Two artists stood out at yesterday's Maker Faire in San Mateo: Nemo Gould, who uses recycled materials to make kinetic sculptures of dreamy, Art Deco cyborgs; and Bathsheba Grossman, who turns algorithms and scientific diagrams into gorgeous, abstract sculptures made with 3D printers. Both spent the day at booths mobbed by adults and children who wanted to touch the art and learn more about these geeky sculptors' methods.
Gould, who is about to begin an artist residency program at the San Francisco Dump, showed me one of his most recent sculptures, called John Deer (pictured above; go here for a side view) Made of brushed aluminum and brass, it looks vaguely like a deer-human riding a tractor-bicycle – if you push a large black button on its base, the deer-human starts pedaling and turning the wheels. "There's a blurred line between the machine and the operator in this piece," explained Gould. He added that one of his big inspirations as a kid was watching the scene in Star Wars where the sand people are scrapping robots in a huge robot chop shop. "I've spent my whole life trying to claim that moment, and now my shop looks just like the one the sand people had."

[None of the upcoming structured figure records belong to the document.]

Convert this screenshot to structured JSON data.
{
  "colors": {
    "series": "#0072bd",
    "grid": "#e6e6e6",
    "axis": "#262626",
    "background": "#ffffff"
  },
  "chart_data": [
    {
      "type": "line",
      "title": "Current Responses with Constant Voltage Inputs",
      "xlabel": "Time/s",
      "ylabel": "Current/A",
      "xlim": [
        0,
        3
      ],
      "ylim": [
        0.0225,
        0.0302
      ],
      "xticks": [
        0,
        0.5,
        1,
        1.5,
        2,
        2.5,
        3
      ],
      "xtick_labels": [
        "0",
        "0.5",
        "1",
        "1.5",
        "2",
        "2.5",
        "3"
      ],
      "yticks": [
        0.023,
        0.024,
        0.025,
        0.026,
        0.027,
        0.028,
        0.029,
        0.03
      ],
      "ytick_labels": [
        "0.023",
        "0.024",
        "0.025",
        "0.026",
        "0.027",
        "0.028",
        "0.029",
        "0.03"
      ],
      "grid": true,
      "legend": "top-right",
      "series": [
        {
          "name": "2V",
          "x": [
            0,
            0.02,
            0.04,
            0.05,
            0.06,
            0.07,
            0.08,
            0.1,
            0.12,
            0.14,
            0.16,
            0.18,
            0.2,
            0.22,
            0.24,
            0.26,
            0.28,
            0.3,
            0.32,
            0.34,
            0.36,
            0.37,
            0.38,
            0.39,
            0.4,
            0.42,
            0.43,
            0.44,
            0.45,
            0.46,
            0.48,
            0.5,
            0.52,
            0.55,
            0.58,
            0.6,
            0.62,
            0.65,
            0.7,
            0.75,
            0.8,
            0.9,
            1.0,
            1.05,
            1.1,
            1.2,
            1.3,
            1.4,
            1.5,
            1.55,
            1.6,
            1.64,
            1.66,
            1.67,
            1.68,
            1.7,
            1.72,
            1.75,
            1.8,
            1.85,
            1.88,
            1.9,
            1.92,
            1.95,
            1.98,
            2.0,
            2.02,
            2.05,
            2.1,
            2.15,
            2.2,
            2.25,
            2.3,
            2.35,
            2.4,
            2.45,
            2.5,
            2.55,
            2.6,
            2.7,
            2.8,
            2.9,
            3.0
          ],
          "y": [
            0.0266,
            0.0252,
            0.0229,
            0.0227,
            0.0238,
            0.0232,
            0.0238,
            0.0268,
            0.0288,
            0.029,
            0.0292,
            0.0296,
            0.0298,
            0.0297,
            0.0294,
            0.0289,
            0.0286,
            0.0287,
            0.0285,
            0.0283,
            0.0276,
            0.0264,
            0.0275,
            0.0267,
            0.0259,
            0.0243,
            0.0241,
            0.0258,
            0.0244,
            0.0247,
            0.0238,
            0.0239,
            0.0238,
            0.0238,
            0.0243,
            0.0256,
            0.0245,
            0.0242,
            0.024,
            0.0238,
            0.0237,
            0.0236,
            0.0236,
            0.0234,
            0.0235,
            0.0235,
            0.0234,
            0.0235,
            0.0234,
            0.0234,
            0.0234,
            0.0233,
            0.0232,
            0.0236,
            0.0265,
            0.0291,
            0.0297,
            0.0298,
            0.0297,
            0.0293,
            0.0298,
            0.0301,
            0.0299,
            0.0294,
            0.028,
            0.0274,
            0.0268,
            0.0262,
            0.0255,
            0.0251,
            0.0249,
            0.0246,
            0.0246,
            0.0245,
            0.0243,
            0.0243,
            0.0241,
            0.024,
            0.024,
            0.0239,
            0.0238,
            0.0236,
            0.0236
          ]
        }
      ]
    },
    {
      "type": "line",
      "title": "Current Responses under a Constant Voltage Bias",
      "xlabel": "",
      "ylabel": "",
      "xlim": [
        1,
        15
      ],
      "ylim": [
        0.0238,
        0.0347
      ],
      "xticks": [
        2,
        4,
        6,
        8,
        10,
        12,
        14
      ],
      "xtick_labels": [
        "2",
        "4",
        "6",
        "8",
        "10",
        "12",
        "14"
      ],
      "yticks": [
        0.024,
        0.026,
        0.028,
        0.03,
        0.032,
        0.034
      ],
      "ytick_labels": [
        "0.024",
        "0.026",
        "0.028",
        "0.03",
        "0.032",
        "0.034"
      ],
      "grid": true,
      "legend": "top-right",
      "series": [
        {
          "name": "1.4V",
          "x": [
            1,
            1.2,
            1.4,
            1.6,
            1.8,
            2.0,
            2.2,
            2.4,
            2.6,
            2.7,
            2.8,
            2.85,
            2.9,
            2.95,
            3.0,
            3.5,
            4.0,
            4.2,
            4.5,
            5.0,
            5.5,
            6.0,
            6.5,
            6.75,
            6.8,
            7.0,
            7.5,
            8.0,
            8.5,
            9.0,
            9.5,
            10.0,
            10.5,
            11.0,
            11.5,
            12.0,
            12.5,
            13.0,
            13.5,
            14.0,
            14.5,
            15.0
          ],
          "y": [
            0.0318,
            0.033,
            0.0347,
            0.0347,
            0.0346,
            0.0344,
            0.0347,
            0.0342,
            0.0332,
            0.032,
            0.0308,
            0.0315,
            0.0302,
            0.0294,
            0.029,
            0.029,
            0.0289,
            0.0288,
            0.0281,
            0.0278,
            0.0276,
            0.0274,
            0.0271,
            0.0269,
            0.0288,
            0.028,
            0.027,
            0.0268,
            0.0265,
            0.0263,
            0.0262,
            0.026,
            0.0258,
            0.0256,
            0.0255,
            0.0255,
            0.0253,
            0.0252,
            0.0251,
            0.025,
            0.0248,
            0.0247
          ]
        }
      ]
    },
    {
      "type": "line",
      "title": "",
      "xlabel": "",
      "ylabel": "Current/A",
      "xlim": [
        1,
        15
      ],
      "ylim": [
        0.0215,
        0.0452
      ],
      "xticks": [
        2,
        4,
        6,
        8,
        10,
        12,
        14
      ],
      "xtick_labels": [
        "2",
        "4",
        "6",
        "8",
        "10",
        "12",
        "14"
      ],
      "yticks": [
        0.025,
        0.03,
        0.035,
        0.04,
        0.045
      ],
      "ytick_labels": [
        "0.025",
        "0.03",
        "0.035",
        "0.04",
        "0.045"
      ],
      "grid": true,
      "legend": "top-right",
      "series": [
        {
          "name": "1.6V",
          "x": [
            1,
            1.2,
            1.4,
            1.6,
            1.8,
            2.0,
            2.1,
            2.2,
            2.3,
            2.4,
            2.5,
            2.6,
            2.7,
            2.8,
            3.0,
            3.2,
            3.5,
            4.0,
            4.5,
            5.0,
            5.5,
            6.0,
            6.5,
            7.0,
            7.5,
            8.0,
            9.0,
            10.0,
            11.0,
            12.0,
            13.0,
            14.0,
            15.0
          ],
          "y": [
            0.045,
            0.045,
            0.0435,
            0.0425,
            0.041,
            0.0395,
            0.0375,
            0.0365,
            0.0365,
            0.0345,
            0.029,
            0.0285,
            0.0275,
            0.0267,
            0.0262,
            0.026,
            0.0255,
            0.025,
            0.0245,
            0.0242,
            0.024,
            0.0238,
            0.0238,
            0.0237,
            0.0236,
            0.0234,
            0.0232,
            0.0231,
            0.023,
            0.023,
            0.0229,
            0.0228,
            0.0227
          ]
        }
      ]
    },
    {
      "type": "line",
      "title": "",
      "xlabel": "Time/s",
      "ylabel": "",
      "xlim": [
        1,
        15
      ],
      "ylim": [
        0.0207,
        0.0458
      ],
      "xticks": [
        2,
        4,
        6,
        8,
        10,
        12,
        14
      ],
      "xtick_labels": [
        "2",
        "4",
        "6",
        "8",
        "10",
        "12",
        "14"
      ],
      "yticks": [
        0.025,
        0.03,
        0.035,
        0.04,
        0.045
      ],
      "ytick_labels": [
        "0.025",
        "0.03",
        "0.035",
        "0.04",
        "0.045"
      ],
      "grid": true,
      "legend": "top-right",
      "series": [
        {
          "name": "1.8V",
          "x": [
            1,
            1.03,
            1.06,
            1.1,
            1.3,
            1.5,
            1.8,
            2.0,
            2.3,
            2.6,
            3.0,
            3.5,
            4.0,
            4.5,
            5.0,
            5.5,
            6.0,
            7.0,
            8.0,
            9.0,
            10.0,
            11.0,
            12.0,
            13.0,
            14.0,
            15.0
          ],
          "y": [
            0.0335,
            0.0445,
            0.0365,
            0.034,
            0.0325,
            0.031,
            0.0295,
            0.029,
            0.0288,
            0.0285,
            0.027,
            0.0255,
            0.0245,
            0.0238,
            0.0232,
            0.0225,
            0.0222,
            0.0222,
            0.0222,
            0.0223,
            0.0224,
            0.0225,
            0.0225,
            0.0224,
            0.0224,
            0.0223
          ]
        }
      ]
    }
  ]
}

In another area of the Faire, next to an enormous display of 3D printers, Bathsheba Grossman was explaining her sculptures to a crowd of admirers. Some of the intricately-interlocked cubes are representations of algorithms and fractals; the laser-etched glass pieces represent stellar coordinates and protein structures. Earlier that morning, she'd had the chance to run off one of her designs, Soliton, on a 3D printer called Candyfab using rock sugar (in the image below, you can see the brown-white rock sugar Soliton).
Grossman makes her designs in a CAD system, and feeds the files to an Ex One 3D printer that can handle metals. Once her design has been printed, Grossman uses what she calls old-fashioned techniques to finish it off and give it a distinctive texture. She oxidizes bronze pieces to give them color, and uses power tools to burnish them. Some of Grossman's sculptures have been used on television and film sets. These pieces delight the eye, but they also light your brain on fire. One sculpture "demonstrates the principles of self-intersection and tetrahedral symmetry;" another shows how "the point at zero becomes equal to the point at infinity."